The optimizer itself becomes a deep learning model, capable of learning complex, non-linear dynamics of the loss landscape.
2. Continuum Memory System (CMS): A Spectrum of Memory
NL challenges the rigid dichotomy of “short-term memory” (like attention) and “long-term memory” (like FFN weights). Instead, it proposes a Continuum Memory System (CMS), a chain of MLP blocks, each operating at a different frequency. The parameters of the 𝑙-th block, θ⁽ᶠˡ⁾, are updated only once every C⁽ˡ⁾ steps:
This structure allows the model to store and process information at multiple levels of temporal abstraction simultaneously, providing a more robust mechanism for continual learning and memory consolidation. The conventional Transformer block is simply a special case of this system where there is only one memory frequency.
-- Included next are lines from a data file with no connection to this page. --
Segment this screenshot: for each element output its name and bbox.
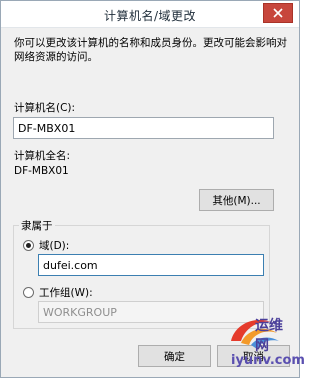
computer-name-input[interactable] (13, 117, 274, 139)
member-of-legend: 隶属于 (19, 218, 55, 233)
close-icon (273, 8, 283, 18)
domain-label: 域(D): (39, 240, 70, 252)
title-bar: 计算机名/域更改 (1, 1, 299, 28)
watermark-url: iyunv.com (231, 353, 305, 368)
domain-input[interactable] (38, 254, 264, 276)
watermark-text: 运维网 (255, 318, 283, 354)
domain-radio[interactable] (23, 240, 34, 251)
full-name-label: 计算机全名: (14, 150, 71, 162)
ok-button[interactable]: 确定 (138, 345, 211, 367)
window-title: 计算机名/域更改 (103, 9, 197, 23)
dialog-window: 计算机名/域更改 你可以更改该计算机的名称和成员身份。更改可能会影响对网络资源的… (0, 0, 305, 378)
full-name-value: DF-MBX01 (14, 165, 69, 177)
workgroup-label: 工作组(W): (39, 287, 93, 299)
watermark-logo: 运维网 iyunv.com (227, 311, 305, 373)
computer-name-label: 计算机名(C): (14, 102, 76, 114)
close-button[interactable] (263, 3, 293, 23)
other-button[interactable]: 其他(M)... (199, 189, 274, 211)
description-text: 你可以更改该计算机的名称和成员身份。更改可能会影响对网络资源的访问。 (14, 37, 287, 63)
workgroup-radio[interactable] (23, 287, 34, 298)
3. HOPE: A Self-Modifying Architecture
The culmination of these ideas is HOPE, a new sequence architecture that combines a self-modifying mechanism with the Continuum Memory System. This “self-modifying” property means the model learns its own update rules, allowing it to adapt its learning process in response to the data it sees at test time. HOPE is explicitly designed with different frequency levels for its components (Figure 3), allowing it to dynamically manage its memory and even learn its own update rules in response to the data.
From Titans to a Unified Theory
This work is a direct and significant evolution of the authors’ previous paper on the Titans architecture. While Titans introduced the groundbreaking concept of a neural memory module that learns to update itself at test time, Nested Learning provides the overarching theoretical framework that explains why such systems are effective and how to generalize them.
The key evolution is the move from a single specialized Long-Term Memory Module in Titans to the multi-level Continuum Memory System (CMS) in HOPE. Furthermore, NL goes a step beyond by applying its principles to the optimizer itself, leading to the concept of Deep Optimizers. In essence, Titans was an innovative proof-of-concept; Nested Learning is the unifying theory that formalizes, expands, and generalizes its principles, creating a common language to describe everything from optimizers to memory layers.
Experimental Validation
The HOPE architecture, built on NL principles, demonstrates impressive empirical results. In extensive comparisons on language modeling and common-sense reasoning tasks, HOPE consistently outperforms strong baselines, including Transformer++, RetNet, DeltaNet, and even its direct predecessor, Titans (Table 1).
At the 1.3B parameter scale, HOPE achieves the highest average accuracy (57.23%) on reasoning tasks and the lowest perplexity on the Wiki benchmark (15.11). This confirms that dynamically changing key-value projections and employing a deep, multi-frequency memory system leads to superior performance.
Limitations and Future Outlook
The authors are transparent about the paper’s limitations, noting that its condensed format moves many experimental details to an appendix. The primary unspoken challenge for this line of research will be managing the computational complexity of nested, multi-frequency updates as models scale to hundreds of billions of parameters.
However, the future directions unlocked by NL are vast. The framework provides a clear path for designing models with more “levels” of nested optimization to achieve higher-order reasoning, developing more sophisticated Deep Optimizers, and rigorously benchmarking continual learning in large-scale settings.
Conclusion
“Nested Learning” is more than just another paper with a new architecture; it is a conceptual reset. By revealing the “illusion” of traditional deep learning architectures, it offers a more fundamental, mathematically grounded, and neuro-inspired paradigm (another recent neuro-inspired paradigm was the HRM). The work provides a powerful toolkit for designing the next generation of AI systems—ones that can learn continuously, manage memory across time scales, and perhaps finally overcome the static limitations that hold back today’s models. This paper presents a compelling blueprint for a future where AI systems don’t just know, but actively learn.